Cody Cohen, 28, experienced severe stomach pain while working from home in Great Neck. The situation escalated quickly when he lost consciousness in his bathroom. His wife, Gabriella Orbach, a nurse on maternity leave, immediately called Hatzolah paramedics who stabilized Cohen and transported him to NSUH.

At the hospital’s Level 1 Trauma Center, Cohen was found to have lost feeling below the waist due to fluid buildup in his abdomen. A CT scan confirmed a ruptured aneurysm in his splenic artery. “I was fading. I needed to get into surgery,” Mr. Cohen recalled.

Cohen went into cardiac arrest and was taken to a newly opened hybrid operating room where trauma surgeon John Platz, MD, manually restarted his heart. Over two surgeries lasting more than 10 hours, doctors used resuscitative endovascular balloon occlusion of the aorta (REBOA) and embolization techniques to stop the bleeding and removed his spleen.

“About 10 percent of the people actually survive what he went through,” said Matthew Bank, MD, executive director of Northwell’s Trauma Institute. “He needed a massive amount of blood. The average male has about 20 units of blood in their body. So we replaced his entire blood volume twice in the operating room before we got control of the aneurysm.”

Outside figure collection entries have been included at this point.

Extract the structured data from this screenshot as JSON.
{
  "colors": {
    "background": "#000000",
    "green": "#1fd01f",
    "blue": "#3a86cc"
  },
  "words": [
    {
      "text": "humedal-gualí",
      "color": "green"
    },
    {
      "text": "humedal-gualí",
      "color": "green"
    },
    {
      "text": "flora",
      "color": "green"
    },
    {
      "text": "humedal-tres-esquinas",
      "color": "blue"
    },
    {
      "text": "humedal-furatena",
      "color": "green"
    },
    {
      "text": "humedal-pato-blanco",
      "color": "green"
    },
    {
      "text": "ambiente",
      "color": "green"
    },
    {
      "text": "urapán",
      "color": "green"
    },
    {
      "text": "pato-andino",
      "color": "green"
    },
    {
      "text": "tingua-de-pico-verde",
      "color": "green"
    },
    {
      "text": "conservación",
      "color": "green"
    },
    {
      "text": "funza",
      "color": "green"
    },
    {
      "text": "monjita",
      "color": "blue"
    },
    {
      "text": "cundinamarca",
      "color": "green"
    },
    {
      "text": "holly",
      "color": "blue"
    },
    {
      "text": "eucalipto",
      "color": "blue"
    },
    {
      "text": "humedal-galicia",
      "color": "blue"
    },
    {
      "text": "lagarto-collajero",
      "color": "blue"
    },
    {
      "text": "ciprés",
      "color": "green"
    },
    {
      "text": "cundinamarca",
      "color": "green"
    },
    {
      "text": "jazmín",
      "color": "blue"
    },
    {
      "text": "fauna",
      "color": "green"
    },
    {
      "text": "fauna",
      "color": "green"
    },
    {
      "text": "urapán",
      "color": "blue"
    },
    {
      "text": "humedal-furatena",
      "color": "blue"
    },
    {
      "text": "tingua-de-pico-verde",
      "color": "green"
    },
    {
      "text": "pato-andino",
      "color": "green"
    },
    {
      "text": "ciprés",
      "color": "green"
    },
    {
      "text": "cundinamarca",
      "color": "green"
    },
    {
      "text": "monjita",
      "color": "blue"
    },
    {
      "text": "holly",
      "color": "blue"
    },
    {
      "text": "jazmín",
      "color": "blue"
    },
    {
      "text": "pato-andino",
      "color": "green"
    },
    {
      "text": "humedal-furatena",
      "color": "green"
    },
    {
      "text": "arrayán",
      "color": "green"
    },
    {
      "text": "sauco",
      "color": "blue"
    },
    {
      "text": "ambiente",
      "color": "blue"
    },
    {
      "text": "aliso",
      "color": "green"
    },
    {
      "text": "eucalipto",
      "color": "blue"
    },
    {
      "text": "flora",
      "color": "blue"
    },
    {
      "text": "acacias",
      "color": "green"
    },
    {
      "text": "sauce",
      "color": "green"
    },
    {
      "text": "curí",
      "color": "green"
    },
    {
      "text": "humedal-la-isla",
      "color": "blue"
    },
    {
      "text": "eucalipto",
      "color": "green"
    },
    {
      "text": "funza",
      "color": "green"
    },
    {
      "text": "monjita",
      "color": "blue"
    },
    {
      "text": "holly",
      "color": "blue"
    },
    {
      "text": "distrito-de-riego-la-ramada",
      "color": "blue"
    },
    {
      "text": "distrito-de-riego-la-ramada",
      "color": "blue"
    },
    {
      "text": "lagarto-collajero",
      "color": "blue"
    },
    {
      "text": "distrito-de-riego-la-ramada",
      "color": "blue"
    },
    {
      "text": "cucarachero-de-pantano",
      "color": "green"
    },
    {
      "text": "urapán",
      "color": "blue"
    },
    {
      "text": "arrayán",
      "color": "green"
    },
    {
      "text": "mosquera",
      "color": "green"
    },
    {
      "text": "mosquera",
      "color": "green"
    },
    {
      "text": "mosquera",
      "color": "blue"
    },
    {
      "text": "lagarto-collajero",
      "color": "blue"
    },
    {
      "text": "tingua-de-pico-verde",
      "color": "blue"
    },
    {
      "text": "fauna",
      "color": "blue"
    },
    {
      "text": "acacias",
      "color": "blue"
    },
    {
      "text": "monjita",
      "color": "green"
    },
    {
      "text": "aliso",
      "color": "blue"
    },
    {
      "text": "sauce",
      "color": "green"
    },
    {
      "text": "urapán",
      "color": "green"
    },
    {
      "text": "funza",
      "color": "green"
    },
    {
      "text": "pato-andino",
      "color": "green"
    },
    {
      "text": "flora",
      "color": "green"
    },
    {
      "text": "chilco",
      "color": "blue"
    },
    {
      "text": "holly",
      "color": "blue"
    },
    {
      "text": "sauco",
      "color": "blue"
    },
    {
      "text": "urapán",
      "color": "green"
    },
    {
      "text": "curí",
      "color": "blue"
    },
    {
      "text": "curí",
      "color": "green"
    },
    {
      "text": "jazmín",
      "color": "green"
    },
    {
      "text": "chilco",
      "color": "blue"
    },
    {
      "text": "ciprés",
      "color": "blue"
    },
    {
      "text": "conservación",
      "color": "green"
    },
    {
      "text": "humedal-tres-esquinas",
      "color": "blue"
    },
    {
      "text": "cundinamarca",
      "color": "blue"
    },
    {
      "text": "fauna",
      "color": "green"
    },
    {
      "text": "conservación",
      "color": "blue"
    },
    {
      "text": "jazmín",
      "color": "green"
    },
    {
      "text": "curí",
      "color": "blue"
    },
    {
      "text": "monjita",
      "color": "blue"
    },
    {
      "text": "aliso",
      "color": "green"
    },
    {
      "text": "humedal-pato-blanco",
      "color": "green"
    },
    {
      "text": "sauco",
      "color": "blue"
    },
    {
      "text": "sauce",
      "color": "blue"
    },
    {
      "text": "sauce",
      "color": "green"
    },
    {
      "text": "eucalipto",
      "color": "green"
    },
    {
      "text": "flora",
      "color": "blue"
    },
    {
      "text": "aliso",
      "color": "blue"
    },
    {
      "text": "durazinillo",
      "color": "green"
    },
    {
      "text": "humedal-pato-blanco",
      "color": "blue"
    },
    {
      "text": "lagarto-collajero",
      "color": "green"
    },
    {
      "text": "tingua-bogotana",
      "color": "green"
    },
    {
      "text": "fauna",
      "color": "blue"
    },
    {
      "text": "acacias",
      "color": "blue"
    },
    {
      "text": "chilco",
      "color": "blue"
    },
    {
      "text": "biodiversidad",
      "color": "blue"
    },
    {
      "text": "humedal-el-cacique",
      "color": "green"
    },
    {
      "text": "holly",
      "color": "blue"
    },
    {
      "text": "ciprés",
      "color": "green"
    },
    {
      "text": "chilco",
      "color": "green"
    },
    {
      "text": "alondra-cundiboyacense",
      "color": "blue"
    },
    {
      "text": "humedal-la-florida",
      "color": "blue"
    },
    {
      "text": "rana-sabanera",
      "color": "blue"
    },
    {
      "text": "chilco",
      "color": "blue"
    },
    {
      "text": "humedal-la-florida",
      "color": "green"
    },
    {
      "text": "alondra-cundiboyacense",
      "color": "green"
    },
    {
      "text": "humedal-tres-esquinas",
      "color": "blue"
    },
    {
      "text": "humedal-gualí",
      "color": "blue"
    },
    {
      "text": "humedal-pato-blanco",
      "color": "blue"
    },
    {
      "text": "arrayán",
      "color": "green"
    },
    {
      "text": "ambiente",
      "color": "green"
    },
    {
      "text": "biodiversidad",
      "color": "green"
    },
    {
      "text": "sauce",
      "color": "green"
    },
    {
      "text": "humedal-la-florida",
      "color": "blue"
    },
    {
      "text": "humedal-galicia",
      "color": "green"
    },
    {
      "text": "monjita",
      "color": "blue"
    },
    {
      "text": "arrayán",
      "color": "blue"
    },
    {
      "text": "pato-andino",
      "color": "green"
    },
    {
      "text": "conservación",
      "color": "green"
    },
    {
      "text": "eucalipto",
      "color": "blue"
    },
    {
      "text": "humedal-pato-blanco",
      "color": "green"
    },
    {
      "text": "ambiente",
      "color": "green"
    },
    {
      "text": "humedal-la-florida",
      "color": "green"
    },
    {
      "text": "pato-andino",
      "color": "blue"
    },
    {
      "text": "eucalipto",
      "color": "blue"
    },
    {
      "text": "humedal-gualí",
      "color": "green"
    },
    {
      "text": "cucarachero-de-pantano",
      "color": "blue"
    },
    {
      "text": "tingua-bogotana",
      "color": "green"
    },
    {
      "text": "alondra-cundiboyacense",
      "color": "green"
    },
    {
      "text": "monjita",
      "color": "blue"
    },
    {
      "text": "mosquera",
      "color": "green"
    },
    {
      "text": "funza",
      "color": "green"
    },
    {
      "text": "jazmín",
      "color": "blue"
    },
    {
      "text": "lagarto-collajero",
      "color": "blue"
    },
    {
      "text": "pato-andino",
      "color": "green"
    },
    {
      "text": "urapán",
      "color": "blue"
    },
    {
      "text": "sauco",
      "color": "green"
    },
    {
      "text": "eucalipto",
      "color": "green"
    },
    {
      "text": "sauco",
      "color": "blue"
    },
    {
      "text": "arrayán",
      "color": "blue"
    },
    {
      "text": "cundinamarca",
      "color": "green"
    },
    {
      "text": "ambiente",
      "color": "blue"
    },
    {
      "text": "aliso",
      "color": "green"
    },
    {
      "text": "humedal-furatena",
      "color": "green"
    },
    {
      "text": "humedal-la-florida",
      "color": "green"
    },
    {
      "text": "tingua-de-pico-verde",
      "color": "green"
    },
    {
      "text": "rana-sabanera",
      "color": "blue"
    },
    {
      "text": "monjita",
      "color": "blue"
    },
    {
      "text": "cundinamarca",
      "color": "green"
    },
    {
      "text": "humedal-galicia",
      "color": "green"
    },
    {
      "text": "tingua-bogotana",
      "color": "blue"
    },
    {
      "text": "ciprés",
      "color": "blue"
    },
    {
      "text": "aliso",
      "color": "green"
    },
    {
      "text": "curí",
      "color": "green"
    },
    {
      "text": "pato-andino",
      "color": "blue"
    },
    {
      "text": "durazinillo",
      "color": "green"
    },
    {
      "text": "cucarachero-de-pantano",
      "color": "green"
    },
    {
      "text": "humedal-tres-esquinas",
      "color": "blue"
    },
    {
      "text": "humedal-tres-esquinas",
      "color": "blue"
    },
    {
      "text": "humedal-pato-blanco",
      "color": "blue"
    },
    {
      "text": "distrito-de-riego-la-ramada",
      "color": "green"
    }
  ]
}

The procedures required 47 units of blood—more than double what an average adult body contains—and over 100 medical staff participated in Cohen’s care during an ongoing regional shortage of blood products. Alexander Indrikovs, MD, senior director of transfusion medicine at Northwell Health, described it as an extreme case: “It takes a lot of volunteers in the community to donate all the blood components that were used in this case,” said Dr. Indrikovs. “The fact that we have a volunteer system in the United States made this save possible. We keep about 200 units of Cody’s blood type, which is O positive, in our blood bank. But it takes dedicated blood donors who come again and again to treat cases like this.”

After spending six days in intensive care and receiving more than 80 units of blood products overall, Cohen was discharged with normal heart and brain function—a result that Dr. Bank described as nearly miraculous: “Everything really has to line up,” said Dr. Bank… “When your heart stops, you’re not delivering blood to your brain anymore. It was the second miracle. We knew he was alive, but waking him up to see that his brain was intact was almost unbelievable.”

Cohen resumed playing basketball within three months and recently returned with his family to thank hospital staff while urging others to donate blood amid continued shortages for types O negative and O positive as well as platelets (https://nybc.org/donate-blood/). “Blood donation saved my life,” said Mr. Cohen. “I’m living proof of the importance of blood donation and how it can impact any person. When you’re giving blood, this outcome — my outcome — is the one you’re hoping for.”